For3-3GFP dots and nuclear displacement rates were quantified using the softWoRx tool Leap Frog and averaged using Excel (Microsoft, Redmond, WA). Quantification of nuclear translocation in cells expressing Myo52N-GFP-Nup146 was done on images acquired at the DeltaVision using the ImageJ plug-in Cell Counter to count the number of interphase cells with a nucleus at the very cell end versus the total number of interphase cells. Figures were prepared with Photoshop Elements 6 and Illustrator CS3 (Adobe, San Jose, CA), and movies were prepared using ImageJ 1.41.

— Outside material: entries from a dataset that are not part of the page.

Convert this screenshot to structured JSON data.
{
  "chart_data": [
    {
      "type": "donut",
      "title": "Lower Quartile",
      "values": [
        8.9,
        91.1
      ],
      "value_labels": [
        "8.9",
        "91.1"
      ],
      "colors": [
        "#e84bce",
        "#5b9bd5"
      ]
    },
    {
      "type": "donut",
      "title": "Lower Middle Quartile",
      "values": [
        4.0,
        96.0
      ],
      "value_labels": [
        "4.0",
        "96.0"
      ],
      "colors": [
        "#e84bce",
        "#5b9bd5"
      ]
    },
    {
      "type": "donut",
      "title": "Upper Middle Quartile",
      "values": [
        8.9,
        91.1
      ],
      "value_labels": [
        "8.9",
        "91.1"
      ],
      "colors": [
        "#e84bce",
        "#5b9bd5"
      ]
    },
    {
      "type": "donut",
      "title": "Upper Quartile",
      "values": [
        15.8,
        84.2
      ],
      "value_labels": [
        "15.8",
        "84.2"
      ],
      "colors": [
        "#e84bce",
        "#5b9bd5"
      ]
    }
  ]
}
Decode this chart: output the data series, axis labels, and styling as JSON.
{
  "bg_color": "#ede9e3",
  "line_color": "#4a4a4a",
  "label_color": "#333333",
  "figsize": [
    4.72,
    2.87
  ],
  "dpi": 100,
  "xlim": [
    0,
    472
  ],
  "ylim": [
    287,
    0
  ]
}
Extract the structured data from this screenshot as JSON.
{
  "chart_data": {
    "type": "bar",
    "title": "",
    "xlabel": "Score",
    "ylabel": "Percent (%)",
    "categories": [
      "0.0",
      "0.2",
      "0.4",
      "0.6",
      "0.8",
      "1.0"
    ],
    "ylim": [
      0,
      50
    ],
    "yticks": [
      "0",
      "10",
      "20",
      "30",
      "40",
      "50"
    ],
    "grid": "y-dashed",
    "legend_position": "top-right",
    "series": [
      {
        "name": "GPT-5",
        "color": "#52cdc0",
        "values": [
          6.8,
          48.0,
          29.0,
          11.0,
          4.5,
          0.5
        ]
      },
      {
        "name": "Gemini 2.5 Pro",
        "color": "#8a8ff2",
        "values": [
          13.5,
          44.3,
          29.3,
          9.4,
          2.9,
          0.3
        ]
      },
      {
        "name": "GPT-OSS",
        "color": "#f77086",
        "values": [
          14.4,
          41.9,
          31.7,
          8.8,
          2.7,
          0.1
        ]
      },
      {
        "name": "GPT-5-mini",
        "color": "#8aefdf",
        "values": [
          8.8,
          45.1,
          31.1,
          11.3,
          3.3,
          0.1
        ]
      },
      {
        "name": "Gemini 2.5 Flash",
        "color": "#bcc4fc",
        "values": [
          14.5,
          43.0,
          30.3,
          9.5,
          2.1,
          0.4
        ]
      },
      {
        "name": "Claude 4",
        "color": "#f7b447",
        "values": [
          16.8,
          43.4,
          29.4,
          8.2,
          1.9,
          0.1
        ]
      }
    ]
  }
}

Extracts from yeast grown in EMM-AU medium for 21 h at 30°C were prepared in CXS buffer (50 mM 4-(2-hydroxyethyl)-1-piperazineethanesulfonic acid, pH 7.0, 20 mM KCl, 1 mM MgCl2, 2 mM EDTA, pH 7.5, and protease inhibitor cocktail) by grinding in liquid nitrogen with a mortar and pestle. After thawing, NaCl and Triton X-100 were added to final concentrations of 150 mM and 0.1%, respectively. For immunoprecipitations, 150 μl of soluble extract was added to 20 μl of sheep anti-mouse magnetic Dynabead slurry (Dynal, Invitrogen) prebound to 2 μg of monoclonal anti-Myc antibodies (9E10; Santa Cruz Biotechnology, Santa Cruz, CA) and incubated for 2 h at 4°C. Magnetic Dynabeads were then washed four times in CXS and 0.1% Triton and three times in IPP150 (150 mM Tris, pH 8.0, 150 mM NaCl, 0.1% Nonidet P40, 2 mM EDTA, 1 mM MgCl2). Immunoprecipitated material was then recovered by boiling Dynabeads in 60 μl of SDS sample buffer for 5 min at 95°C. Standard protocols were used for SDS–PAGE and Western blot analysis. Antibodies used for immunoprecipitations and Western blots were mouse monoclonal anti-Myc (9E10; Santa Cruz Biotechnology), mouse monoclonal anti-GFP (Roche, Indianapolis, IN), and rabbit polyclonal serum anti-GFP (A6455; Invitrogen).